Funded by the Freshwater Improvement Fund from the Ministry for the Environment, and Horowhenua District Council, a 10 hectare trial at The Pot is underway. Mānuka, kānuka and 12 other NZ-native species have replaced radiata pine at the Pot and over the next five years the team will investigate if this special plant can enhance the land treatment of wastewater.
Over the last six months, >70,000 native trees have been planted at the site and over 350 soil samples have been taken. The soil sampling at this early stage will give the scientists a baseline to compare against once the trial is finished. The natives largely consist of mānuka and kānuka, but also include more than 20 other native species. The planting has been undertaken in a specially designed way to allow the scientists to compare the different species, with measurements of growth and drainage water.
Next up is the installation of specialised scientific equipment, water flux meters, that will measure the drainage water flow around the roots of the mānuka, kānuka and other plants. This will ultimately tell us what happens to different contaminants in the wastewater as they interact with the root systems of the plants.
The hope for this site is that the native ecosystem approach will significantly reduce contaminant leaching and will enhance biodiversity, protect vulnerable soils and improve water quality in the Waiwiri catchment.

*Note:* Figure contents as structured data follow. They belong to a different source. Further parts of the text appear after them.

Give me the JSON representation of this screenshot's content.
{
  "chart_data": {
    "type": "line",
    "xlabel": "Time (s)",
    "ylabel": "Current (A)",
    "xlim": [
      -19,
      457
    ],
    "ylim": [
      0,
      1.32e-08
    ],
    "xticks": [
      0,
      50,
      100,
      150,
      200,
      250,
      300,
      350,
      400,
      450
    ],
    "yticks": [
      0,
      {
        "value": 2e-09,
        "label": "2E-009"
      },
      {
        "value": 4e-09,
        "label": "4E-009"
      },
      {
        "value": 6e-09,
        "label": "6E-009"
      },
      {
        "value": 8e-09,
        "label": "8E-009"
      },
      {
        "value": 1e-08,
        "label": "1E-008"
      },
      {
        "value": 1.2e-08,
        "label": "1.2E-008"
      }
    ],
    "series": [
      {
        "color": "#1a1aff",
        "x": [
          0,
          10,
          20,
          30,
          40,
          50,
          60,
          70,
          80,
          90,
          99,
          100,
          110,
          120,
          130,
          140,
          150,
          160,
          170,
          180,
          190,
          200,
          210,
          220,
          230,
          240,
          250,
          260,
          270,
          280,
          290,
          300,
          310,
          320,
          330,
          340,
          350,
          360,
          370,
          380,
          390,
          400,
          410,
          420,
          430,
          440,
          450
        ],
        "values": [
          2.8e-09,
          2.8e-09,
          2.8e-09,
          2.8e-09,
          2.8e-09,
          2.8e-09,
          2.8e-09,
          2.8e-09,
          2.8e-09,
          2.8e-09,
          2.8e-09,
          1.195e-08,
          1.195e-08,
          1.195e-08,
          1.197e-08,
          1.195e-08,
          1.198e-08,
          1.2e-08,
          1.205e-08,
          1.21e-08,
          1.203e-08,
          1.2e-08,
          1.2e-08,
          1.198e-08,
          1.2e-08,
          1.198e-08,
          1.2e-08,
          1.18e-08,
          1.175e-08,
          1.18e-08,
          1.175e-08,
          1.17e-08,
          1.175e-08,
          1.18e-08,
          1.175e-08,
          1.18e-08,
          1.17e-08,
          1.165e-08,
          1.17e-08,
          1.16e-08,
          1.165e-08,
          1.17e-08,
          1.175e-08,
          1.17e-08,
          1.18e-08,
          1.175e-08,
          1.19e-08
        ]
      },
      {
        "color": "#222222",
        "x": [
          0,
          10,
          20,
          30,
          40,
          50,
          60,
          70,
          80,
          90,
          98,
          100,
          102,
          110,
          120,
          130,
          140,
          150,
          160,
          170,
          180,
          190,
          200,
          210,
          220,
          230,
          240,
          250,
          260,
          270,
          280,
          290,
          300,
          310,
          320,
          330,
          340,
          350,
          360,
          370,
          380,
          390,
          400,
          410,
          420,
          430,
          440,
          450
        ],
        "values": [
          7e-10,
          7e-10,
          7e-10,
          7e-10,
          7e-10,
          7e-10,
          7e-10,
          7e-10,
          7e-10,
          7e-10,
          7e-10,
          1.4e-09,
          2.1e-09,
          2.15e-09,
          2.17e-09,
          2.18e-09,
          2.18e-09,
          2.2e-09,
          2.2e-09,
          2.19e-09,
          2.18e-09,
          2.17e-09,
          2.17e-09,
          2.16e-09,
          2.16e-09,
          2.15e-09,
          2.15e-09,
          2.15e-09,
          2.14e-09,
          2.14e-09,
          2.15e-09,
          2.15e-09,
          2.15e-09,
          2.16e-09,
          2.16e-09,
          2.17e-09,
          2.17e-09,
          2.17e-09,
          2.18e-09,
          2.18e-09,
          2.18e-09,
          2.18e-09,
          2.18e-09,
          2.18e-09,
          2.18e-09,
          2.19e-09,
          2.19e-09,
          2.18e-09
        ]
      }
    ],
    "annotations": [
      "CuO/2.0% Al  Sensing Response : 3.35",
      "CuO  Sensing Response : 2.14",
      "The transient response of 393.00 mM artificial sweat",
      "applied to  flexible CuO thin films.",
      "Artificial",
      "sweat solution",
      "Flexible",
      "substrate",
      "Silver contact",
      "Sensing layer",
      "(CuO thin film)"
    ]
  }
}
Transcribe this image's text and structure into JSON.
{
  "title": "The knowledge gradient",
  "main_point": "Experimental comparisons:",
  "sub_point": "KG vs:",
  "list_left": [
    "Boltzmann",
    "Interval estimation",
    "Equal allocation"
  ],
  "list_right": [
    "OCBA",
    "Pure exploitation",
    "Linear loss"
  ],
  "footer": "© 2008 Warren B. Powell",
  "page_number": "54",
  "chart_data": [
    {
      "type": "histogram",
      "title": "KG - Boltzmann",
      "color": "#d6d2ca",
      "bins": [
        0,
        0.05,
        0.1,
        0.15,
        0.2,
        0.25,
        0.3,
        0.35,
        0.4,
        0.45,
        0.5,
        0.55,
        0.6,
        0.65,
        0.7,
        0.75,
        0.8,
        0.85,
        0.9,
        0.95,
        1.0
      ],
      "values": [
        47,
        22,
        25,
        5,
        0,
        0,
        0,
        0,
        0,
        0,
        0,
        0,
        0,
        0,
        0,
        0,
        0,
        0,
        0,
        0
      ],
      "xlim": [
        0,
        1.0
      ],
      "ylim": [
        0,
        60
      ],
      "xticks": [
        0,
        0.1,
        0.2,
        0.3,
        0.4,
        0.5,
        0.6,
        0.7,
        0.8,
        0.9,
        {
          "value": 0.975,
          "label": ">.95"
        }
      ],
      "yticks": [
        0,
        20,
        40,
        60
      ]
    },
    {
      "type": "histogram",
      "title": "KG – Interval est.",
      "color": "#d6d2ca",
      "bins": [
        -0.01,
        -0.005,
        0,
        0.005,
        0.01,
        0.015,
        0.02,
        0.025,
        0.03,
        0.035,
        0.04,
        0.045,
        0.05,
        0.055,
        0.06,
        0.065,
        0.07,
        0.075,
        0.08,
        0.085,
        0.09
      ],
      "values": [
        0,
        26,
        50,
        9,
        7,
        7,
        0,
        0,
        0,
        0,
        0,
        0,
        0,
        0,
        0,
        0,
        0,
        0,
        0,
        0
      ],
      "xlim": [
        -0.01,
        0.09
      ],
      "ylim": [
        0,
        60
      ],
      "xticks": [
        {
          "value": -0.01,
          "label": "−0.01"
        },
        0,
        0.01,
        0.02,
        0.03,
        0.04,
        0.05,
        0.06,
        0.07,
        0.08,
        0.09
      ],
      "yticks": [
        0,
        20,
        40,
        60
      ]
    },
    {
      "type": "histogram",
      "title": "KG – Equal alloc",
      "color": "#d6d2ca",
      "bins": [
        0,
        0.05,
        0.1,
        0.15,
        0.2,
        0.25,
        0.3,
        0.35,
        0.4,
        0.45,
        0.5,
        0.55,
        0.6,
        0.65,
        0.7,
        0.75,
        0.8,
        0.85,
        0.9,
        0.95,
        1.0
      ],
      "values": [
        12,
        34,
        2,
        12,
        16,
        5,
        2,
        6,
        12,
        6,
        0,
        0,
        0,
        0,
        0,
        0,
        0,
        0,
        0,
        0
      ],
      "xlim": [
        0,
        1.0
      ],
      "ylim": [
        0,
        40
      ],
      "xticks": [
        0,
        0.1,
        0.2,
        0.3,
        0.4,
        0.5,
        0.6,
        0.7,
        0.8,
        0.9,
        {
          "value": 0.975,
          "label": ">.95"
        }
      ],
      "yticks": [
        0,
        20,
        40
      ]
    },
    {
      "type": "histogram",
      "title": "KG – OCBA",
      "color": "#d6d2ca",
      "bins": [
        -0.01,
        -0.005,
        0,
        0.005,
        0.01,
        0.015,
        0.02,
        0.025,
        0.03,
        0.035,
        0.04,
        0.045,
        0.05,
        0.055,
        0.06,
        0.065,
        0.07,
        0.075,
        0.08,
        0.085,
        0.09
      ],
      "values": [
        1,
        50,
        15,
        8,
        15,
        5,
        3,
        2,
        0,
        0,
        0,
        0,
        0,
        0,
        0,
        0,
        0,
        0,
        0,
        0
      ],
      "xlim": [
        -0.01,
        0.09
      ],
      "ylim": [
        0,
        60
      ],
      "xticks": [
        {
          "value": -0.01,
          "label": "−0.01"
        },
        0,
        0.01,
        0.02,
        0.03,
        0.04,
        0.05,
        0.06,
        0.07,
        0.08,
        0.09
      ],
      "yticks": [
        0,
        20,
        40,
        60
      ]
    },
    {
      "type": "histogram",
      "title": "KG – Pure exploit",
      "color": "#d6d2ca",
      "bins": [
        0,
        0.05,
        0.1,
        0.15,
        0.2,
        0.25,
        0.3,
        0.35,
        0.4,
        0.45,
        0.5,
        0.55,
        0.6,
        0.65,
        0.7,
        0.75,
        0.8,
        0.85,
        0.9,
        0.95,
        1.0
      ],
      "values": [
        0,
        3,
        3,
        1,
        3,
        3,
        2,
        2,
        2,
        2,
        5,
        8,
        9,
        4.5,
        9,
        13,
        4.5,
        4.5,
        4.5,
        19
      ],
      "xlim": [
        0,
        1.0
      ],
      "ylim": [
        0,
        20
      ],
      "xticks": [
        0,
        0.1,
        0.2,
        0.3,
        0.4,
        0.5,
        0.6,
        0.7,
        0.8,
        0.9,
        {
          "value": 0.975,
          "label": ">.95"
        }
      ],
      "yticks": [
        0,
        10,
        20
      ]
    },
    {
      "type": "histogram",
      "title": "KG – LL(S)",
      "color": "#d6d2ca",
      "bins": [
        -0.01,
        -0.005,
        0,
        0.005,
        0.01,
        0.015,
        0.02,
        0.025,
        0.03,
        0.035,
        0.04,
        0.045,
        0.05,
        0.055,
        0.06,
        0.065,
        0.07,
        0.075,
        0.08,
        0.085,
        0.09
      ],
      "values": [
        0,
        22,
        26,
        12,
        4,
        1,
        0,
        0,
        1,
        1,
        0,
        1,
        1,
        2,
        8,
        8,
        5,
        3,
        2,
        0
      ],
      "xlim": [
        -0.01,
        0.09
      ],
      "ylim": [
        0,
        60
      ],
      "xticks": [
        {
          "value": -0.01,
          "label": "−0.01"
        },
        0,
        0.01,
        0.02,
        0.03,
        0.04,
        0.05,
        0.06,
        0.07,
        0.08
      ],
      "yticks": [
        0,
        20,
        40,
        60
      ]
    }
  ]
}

This project poses a great opportunity for the researchers at CIBR for investigating the first full scale application of treated municipal watewater on NZ native vegetation in the country. The applied research component of this project is twofold, first we can provide validation of the benefits of mānuka/kānuka-dominated ecosystems to enhance the land treatment of land applied wastewater in an operational environment. Secondly, we will collate information on the accumulation, fate and effects of emerging organic contaminants in wastewater applied to land. This is a knowledge gap for both councils and communities and Horowhenua District Council have been asked to provide key stakeholders with information on the impacts of emerging organic contaminants in the environment.